SEC claims SolarWinds misled investors about cyber practices before 2020 breach
The Securities and Exchange Commission filed fraud charges Monday against software company SolarWinds and its top security executive in a case related to a wide-reaching cyberattack in late 2020.
Why it matters: It's extremely rare for the SEC to charge a company over statements about its cybersecurity practices — even a company that has faced a cyberattack.
- The SEC is also charging Timothy Brown, SolarWinds' top security executive, with fraud — a decision that is sure to spark liability concerns among the security community.
Details: According to the SEC's complaint, SolarWinds and Brown allegedly presented misleading and false statements about the company's cybersecurity risks and practices from October 2018 to "at least" January 12, 2021.
- The SEC alleges these statements were made in IPO registration forms, a security statement posted to the company's website and a public 8-K filing made after the 2020 incident.
- In its security statement, the SEC claims SolarWinds overstated the security of its password policies and software development process, as well as its policies for determining who has access to what internal data.
- Similar misleading statements are found throughout SolarWinds' SEC filings during that time, the SEC alleges.
Catch up quick: SolarWinds received public attention in late 2020 when a cyber company then known as FireEye discovered that Russian state-backed hackers had broken into SolarWinds' IT systems and deployed malicious code into its software product updates.

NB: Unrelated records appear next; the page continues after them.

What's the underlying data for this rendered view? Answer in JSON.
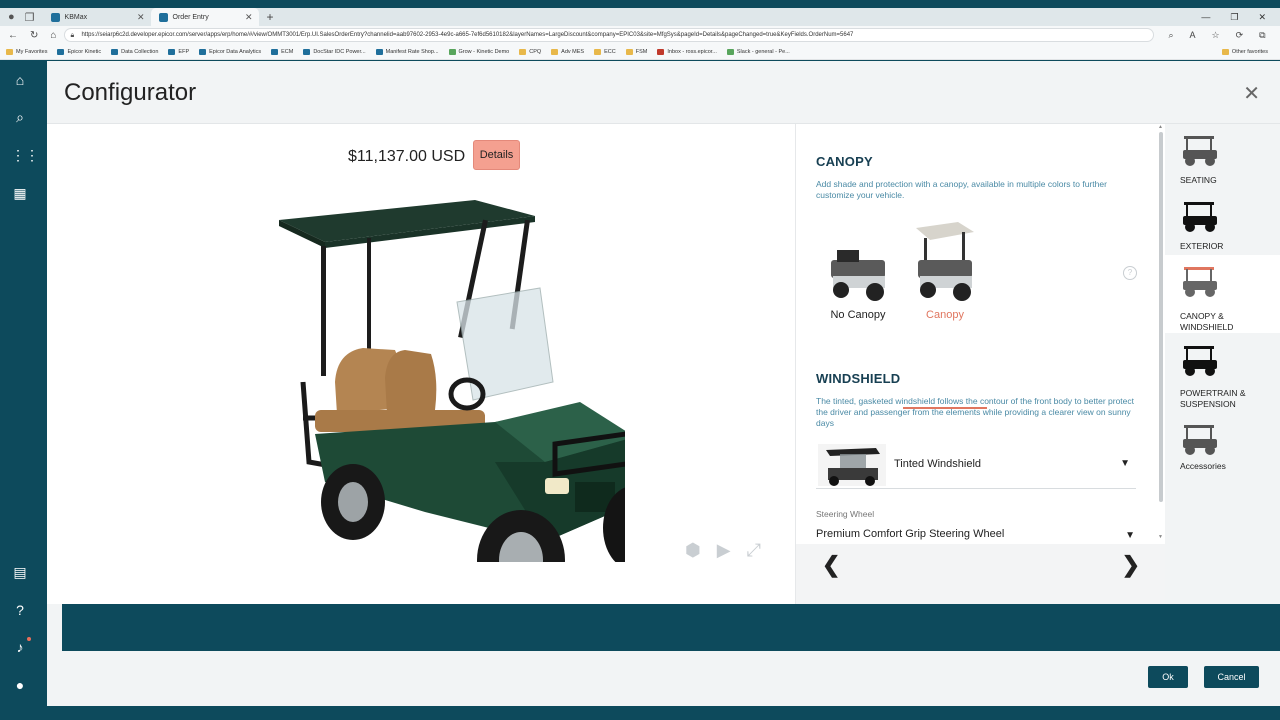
{
  "browser": {
    "tabs": [
      {
        "label": "KBMax",
        "active": false
      },
      {
        "label": "Order Entry",
        "active": true
      }
    ],
    "url": "https://seiarp6c2d.developer.epicor.com/server/apps/erp/home/#/view/OMMT3001/Erp.UI.SalesOrderEntry?channelid=aab97602-2953-4e9c-a665-7ef6d5610182&layerNames=LargeDiscount&company=EPIC03&site=MfgSys&pageId=Details&pageChanged=true&KeyFields.OrderNum=5647",
    "bookmarks": [
      "My Favorites",
      "Epicor Kinetic",
      "Data Collection",
      "EFP",
      "Epicor Data Analytics",
      "ECM",
      "DocStar IDC Power...",
      "Manifest Rate Shop...",
      "Grow - Kinetic Demo",
      "CPQ",
      "Adv MES",
      "ECC",
      "FSM",
      "Inbox - ross.epicor...",
      "Slack - general - Pe..."
    ],
    "other_favorites": "Other favorites"
  },
  "modal": {
    "title": "Configurator",
    "price": "$11,137.00 USD",
    "details_label": "Details",
    "ok_label": "Ok",
    "cancel_label": "Cancel"
  },
  "canopy": {
    "title": "CANOPY",
    "description": "Add shade and protection with a canopy, available in multiple colors to further customize your vehicle.",
    "options": [
      {
        "label": "No Canopy",
        "selected": false
      },
      {
        "label": "Canopy",
        "selected": true
      }
    ],
    "help": "?"
  },
  "windshield": {
    "title": "WINDSHIELD",
    "description": "The tinted, gasketed windshield follows the contour of the front body to better protect the driver and passenger from the elements while providing a clearer view on sunny days",
    "value": "Tinted Windshield"
  },
  "steering": {
    "label": "Steering Wheel",
    "value": "Premium Comfort Grip Steering Wheel"
  },
  "steps": [
    {
      "label": "SEATING",
      "active": false
    },
    {
      "label": "EXTERIOR",
      "active": false
    },
    {
      "label": "CANOPY & WINDSHIELD",
      "active": true
    },
    {
      "label": "POWERTRAIN & SUSPENSION",
      "active": false
    },
    {
      "label": "Accessories",
      "active": false
    }
  ],
  "colors": {
    "accent": "#e0765f",
    "brand": "#0d4a5c"
  }
}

- The incident — which went undiscovered for months and has been called the "most sophisticated attack ever" — affected roughly 100 companies and nine federal agencies.
What they're saying: "Today's enforcement action not only charges SolarWinds and Brown for misleading the investing public and failing to protect the company's 'crown jewel' assets, but also underscores our message to issuers: implement strong controls calibrated to your risk environments and level with investors about known concerns," said Gurbir Grewal, director of the SEC's enforcement division, said in a statement.
The other side: "We are disappointed by the SEC's unfounded charges related to a Russian cyberattack on an American company and are deeply concerned this action will put our national security at risk," a SolarWinds spokesperson said in a statement on Monday. "The SEC's determination to manufacture a claim against us and our CISO is another example of the agency's overreach and should alarm all public companies and committed cybersecurity professionals across the country."
- "We look forward to clarifying the truth in court and continuing to support our customers through our Secure by Design commitments," the spokesperson added.
- Alec Koch, a lawyer representing Brown, said in a statement: "Tim Brown performed his responsibilities at SolarWinds...with diligence, integrity, and distinction. Mr. Brown has worked tirelessly and responsibly to continuously improve the company's cybersecurity posture throughout his time at SolarWinds, and we look forward to defending his reputation and correcting the inaccuracies in the SEC's complaint."
The big picture: The SEC's charges come as the agency is preparing to start enforcing its new cybersecurity rules next month among publicly traded companies.
- The rules require companies to disclose material cyber incidents within four business days and to share details about their cybersecurity programs in annual reports.
- However, many security executives have expressed concern over how the agency is going to use cyber incident disclosures — and whether the agency will use them to hold CISOs liable for cyberattacks.